My friends and I would sneak off down the trails and have galloping races on the lesson horses. The horses thought it was a great break in the routine and us girls would roll up our stirrups like jockeys and be riding the edge of death most of the time. We made sure to fully cool out the horses and wipe down any sweat marks so no one could tell. As I've gotten older the owner must have known what we were doing because of all the galloping marls on the dirt roads but she never said anything except that we betetr not make her lesson horses hot.
I look back on those days fondly. Those were some of the best times of my life. We rode in the rain, snow, heat and anything else. Nothing could keep us from our horses. I had a small group of friends that were just as horse crazy as myself at the time. Well As I got older and the barn owner remarried to a jerk things began to unravel there. Dust collected in "My" room as I was reluctant to stay there much, tension grew between her and me and I stopped riding there completaly. SHortly after the horse I had been leasing died due to circumstances that could have been prevented and I was heart broken. Still thinking of him today brings tears to my eyes, someday I'll poast about Jose and see if I can put a pic of him up here. He was one of the most important teachers in my horses career and we learned a lot from each other. I will always have a special place in my heart for him.
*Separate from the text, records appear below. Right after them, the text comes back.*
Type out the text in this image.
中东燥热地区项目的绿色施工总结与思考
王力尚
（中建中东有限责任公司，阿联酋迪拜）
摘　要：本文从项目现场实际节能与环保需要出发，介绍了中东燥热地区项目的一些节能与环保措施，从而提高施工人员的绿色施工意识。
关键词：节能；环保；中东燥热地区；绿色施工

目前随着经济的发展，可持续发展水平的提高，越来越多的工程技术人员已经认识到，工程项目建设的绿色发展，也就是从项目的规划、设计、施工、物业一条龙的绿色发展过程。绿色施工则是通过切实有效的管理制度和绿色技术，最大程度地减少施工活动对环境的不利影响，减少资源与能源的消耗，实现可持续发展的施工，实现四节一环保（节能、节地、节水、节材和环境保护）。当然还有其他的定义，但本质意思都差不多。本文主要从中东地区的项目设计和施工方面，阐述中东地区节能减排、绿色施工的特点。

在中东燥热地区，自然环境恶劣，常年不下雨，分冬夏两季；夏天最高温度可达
I then went to college where I learned the art of hunters and equitation. I fell in love with the riding but not all the politics and money that it took to be something. I got Possum, graduated and kept on riding. I am now at a great barn where I feel like a member of the family. People and horses of the entire rainbow and I love it. No politics, income doesn't matter and everyone is there for one reason, they love horses. I also enjoy the good amount of respect that I'm given due to my riding and knowledge of horses. I like to teach people who want to learn and share my knowledge and have some good debates, that's how we all learn and get better.
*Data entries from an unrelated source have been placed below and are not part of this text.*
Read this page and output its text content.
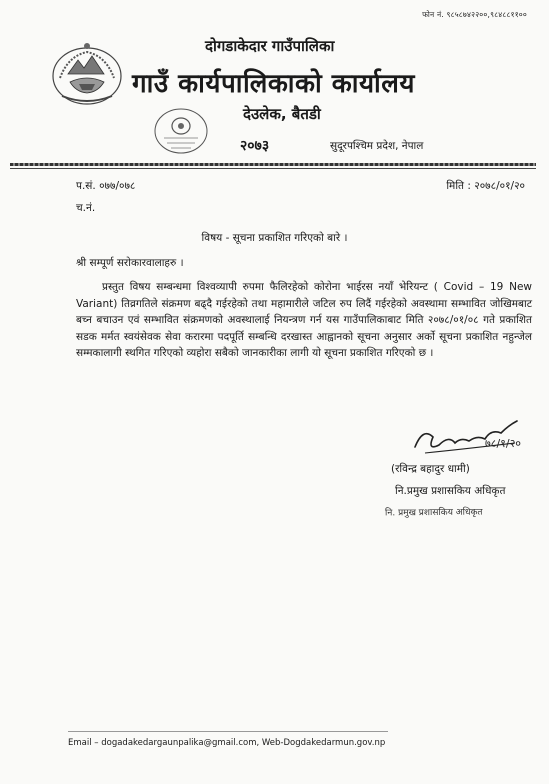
फोन नं. ९८५८७४२२००,९८४८८११००
दोगडाकेदार गाउँपालिका
गाउँ कार्यपालिकाको कार्यालय
देउलेक, बैतडी
२०७३	सुदूरपश्चिम प्रदेश, नेपाल
प.सं. ०७७/०७८	मिति : २०७८/०१/२०
च.नं.
विषय - सूचना प्रकाशित गरिएको बारे ।
श्री सम्पूर्ण सरोकारवालाहरु ।
प्रस्तुत विषय सम्बन्धमा विश्वव्यापी रुपमा फैलिरहेको कोरोना भाईरस नयाँ भेरियन्ट ( Covid – 19 New Variant) तिव्रगतिले संक्रमण बढ्दै गईरहेको तथा महामारीले जटिल रुप लिदैं गईरहेको अवस्थामा सम्भावित जोखिमबाट बच्न बचाउन एवं सम्भावित संक्रमणको अवस्थालाई नियन्त्रण गर्न यस गाउँपालिकाबाट मिति २०७८/०१/०८ गते प्रकाशित सडक मर्मत स्वयंसेवक सेवा करारमा पदपूर्ति सम्बन्धि दरखास्त आह्वानको सूचना अनुसार अर्को सूचना प्रकाशित नहुन्जेल सम्मकालागी स्थगित गरिएको व्यहोरा सबैको जानकारीका लागी यो सूचना प्रकाशित गरिएको छ ।
७८/१/२०
(रविन्द्र बहादुर धामी)
नि.प्रमुख प्रशासकिय अधिकृत
नि. प्रमुख प्रशासकिय अधिकृत
Email – dogadakedargaunpalika@gmail.com, Web-Dogdakedarmun.gov.np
But sometimes that spark fades that I used to have as a kid. Sometimes riding has become a chore instead of a magical priviledge that it used to be. Sometimes I just sit in the pasture with my hrose gazing at the sunset or go on a long trail ride pouring out the contents of my heart to him to bring me back to that place and feeling I felt so long ago now. I think every horse person should go back to those times once in a while. It's not about the blue ribbons, or the money spent or the breed of horse or the tack you own. It's all about the horses and their special bond with us. How they can tell what we're feeling. Allow us onto their backs and communicate with us and do as we ask. So as I'm sitting here in the office day dreaming about the way things used to be I have decided that I want every ride to be special. Every encounter with any horse to be special. I always say that horse people are a breed apart. It makes no liter sense why we do what we do for horses, blood sewat tears and lots of money. Why not enjoy what we sacrifice for and really take advantage of why we own or ride or even just be around horses.
So what are some of your magical times with horses? How did you get involved with horses?